The results obtained in the present study indicate that the A. bracteolata extract possesses significant wound healing activity in in vitro model. The wound healing effect of this plant extract may be due to synergistic active principles. A. bracteolata has anti-inflammatory, anti-oxidative, anti-bacterial, and stimulatory effects on fibroblast proliferation and thus can be considered as an appropriate stimulus for healing. Applicability and clinical use of this medicinal plant require more accurate and complete studies, determination of type and percentage of active compounds in the extract, and pharmacological trials. Based on these results further studies can be carried out aiming at elucidation of the molecular process and signaling pathways underlying proliferation and migration of the fibroblasts and keratinocytes induced by plant extracts. Further pharmacological and biochemical investigation has to be undertaken to elucidate the mechanism of action clearly and would be helpful in projecting this plant as a therapeutic target in wound healing and other diseases. Thus, the present research scientifically validates the use of A.bracteolata in wound healing.
This study highlights the potential of the plant extract as an anti-inflammatory and wound healing agent. The present study provides scientific evidence that the extract of A. bracteolata has potential wound healing activity due to a combination of fibroblast stimulation and inhibition of inflammatory phase of wound healing as demonstrated by reduced levels of inflammatory cytokines from macrophage Raw 264.7 cells by increasing collagen type I and 4.

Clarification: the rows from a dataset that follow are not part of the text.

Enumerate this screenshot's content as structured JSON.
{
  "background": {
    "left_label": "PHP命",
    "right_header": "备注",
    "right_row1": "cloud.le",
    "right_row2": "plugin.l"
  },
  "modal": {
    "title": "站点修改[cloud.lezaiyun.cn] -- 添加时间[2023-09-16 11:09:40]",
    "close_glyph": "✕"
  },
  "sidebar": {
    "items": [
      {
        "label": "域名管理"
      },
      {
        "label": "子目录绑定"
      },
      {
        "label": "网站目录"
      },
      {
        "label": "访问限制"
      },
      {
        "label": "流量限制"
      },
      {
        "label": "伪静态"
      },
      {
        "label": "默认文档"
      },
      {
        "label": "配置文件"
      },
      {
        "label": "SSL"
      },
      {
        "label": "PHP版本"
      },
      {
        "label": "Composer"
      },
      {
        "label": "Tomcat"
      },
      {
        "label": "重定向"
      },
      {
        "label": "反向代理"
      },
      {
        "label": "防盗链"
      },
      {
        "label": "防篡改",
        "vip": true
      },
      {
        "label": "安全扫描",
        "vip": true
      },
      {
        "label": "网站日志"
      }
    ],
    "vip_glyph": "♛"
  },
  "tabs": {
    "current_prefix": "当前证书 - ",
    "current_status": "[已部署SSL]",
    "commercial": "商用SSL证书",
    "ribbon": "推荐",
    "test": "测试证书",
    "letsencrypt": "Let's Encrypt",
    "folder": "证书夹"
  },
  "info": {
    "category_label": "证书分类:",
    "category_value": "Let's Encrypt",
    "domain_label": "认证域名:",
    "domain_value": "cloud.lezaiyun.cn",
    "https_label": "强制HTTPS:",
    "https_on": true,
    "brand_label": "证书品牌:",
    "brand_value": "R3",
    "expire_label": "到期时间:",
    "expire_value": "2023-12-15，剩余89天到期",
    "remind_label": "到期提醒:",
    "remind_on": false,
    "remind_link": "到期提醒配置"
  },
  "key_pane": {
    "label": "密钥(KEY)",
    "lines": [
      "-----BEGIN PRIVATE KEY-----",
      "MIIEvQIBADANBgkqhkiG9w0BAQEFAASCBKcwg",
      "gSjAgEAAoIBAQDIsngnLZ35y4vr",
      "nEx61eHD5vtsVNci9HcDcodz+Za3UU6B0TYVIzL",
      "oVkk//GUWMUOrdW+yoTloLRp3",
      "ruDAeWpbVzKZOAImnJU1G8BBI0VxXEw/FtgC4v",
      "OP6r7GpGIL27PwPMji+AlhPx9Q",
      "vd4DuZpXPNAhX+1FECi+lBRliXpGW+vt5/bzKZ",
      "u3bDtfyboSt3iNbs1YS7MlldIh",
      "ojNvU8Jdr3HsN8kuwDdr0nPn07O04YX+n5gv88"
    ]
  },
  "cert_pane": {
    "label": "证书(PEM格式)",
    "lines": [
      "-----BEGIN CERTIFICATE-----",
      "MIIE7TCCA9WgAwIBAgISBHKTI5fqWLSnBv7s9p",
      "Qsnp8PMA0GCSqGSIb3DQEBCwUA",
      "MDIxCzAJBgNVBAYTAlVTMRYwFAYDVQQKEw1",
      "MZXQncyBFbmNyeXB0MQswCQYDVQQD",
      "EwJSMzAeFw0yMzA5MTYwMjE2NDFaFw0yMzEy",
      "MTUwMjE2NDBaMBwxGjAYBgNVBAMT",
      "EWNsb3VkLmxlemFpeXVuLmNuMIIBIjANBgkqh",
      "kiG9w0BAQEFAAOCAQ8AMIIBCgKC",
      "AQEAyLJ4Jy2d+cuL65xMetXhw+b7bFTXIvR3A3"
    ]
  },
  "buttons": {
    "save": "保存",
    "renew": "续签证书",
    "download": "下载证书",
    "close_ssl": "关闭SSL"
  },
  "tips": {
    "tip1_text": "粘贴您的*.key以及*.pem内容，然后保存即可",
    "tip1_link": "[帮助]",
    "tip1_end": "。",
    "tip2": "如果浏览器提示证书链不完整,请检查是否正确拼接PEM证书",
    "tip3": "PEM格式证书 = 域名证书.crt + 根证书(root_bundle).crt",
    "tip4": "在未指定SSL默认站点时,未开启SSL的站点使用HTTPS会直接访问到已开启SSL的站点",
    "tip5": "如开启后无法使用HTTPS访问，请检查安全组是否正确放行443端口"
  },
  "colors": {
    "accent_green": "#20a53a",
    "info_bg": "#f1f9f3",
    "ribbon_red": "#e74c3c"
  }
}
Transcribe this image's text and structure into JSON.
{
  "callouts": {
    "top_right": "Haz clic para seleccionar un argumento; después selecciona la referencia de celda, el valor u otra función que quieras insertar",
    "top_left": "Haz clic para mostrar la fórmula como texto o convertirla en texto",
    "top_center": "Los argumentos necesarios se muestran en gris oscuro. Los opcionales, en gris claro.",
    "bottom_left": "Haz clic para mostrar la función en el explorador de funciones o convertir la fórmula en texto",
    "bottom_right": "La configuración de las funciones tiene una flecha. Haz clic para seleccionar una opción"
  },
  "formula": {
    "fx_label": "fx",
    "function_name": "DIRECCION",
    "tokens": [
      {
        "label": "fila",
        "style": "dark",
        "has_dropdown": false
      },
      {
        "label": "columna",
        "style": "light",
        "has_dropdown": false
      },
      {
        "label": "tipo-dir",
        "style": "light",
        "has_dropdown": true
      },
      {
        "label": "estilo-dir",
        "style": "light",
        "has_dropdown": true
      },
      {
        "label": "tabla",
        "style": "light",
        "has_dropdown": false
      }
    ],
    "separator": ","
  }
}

Antioxidant assay of the methanolic extract of A. bracteolata exhibited a comparable antioxidant activity with that of standard ascorbic acid.

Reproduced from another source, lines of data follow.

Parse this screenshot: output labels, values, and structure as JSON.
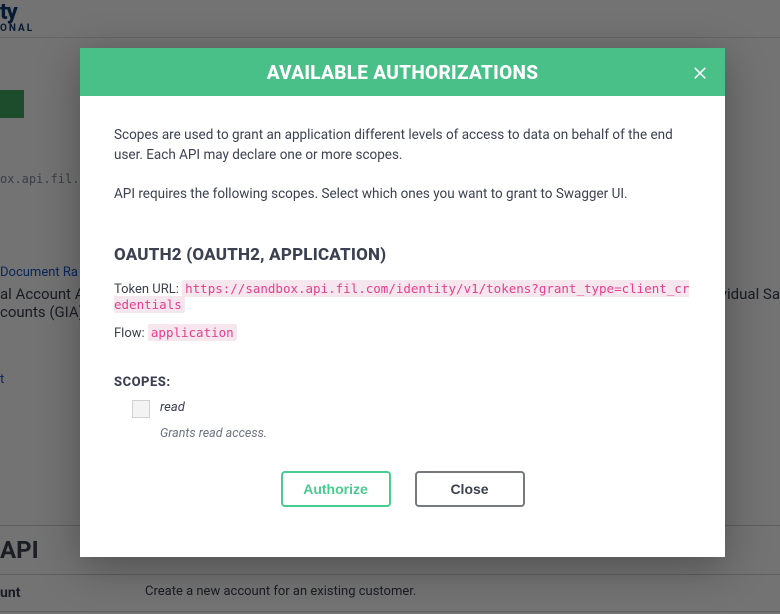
{
  "background": {
    "brand_line1": "ty",
    "brand_line2": "ONAL",
    "path_snippet": "ox.api.fil.c",
    "link_doc": "Document Ra",
    "account_line1": "al Account A",
    "account_line2": "counts (GIA)",
    "link_t": "t",
    "right_text": "vidual Sa",
    "api_heading": "API",
    "row_badge": "unt",
    "row_desc": "Create a new account for an existing customer."
  },
  "modal": {
    "title": "AVAILABLE AUTHORIZATIONS",
    "intro1": "Scopes are used to grant an application different levels of access to data on behalf of the end user. Each API may declare one or more scopes.",
    "intro2": "API requires the following scopes. Select which ones you want to grant to Swagger UI.",
    "oauth_title": "OAUTH2 (OAUTH2, APPLICATION)",
    "token_label": "Token URL: ",
    "token_url": "https://sandbox.api.fil.com/identity/v1/tokens?grant_type=client_credentials",
    "flow_label": "Flow: ",
    "flow_value": "application",
    "scopes_label": "SCOPES:",
    "scope_read_name": "read",
    "scope_read_desc": "Grants read access.",
    "authorize_btn": "Authorize",
    "close_btn": "Close"
  }
}
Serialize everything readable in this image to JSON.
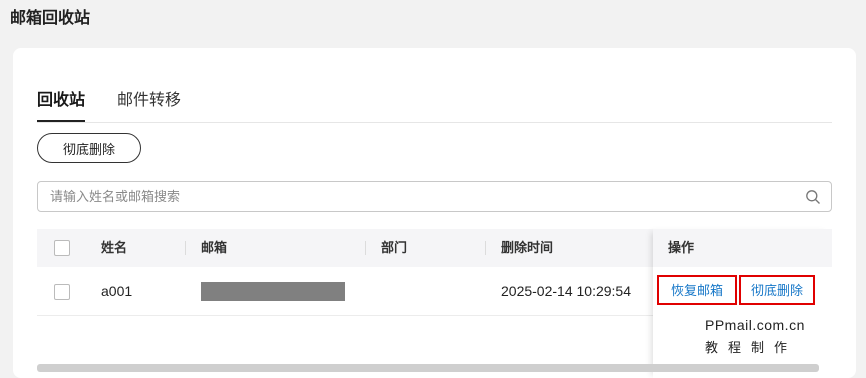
{
  "page": {
    "title": "邮箱回收站"
  },
  "tabs": [
    {
      "label": "回收站",
      "active": true
    },
    {
      "label": "邮件转移",
      "active": false
    }
  ],
  "toolbar": {
    "purge_label": "彻底删除"
  },
  "search": {
    "placeholder": "请输入姓名或邮箱搜索",
    "value": "",
    "icon": "search-icon"
  },
  "table": {
    "columns": [
      "姓名",
      "邮箱",
      "部门",
      "删除时间",
      "操作"
    ],
    "rows": [
      {
        "name": "a001",
        "email": "",
        "department": "",
        "deleted_at": "2025-02-14 10:29:54",
        "actions": [
          "恢复邮箱",
          "彻底删除"
        ]
      }
    ]
  },
  "watermark": {
    "line1": "PPmail.com.cn",
    "line2": "教程制作"
  },
  "colors": {
    "link": "#1677c8",
    "highlight_border": "#e00000",
    "header_bg": "#f5f5f7"
  }
}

Cytotoxic effect of plant extracts by MTT and cell proliferation analysis by thymidine incorporation assay demonstrated significant effect of plant extracts on HDF and HaCaT cell lines.
Scratch wound assay revealed the effect of plant extracts on fibroblasts and keratinocytes migration by restoring the cells to the confluent state at 48h.The mRNA expression of wound healing associated gene was carried out and significant results was obtained.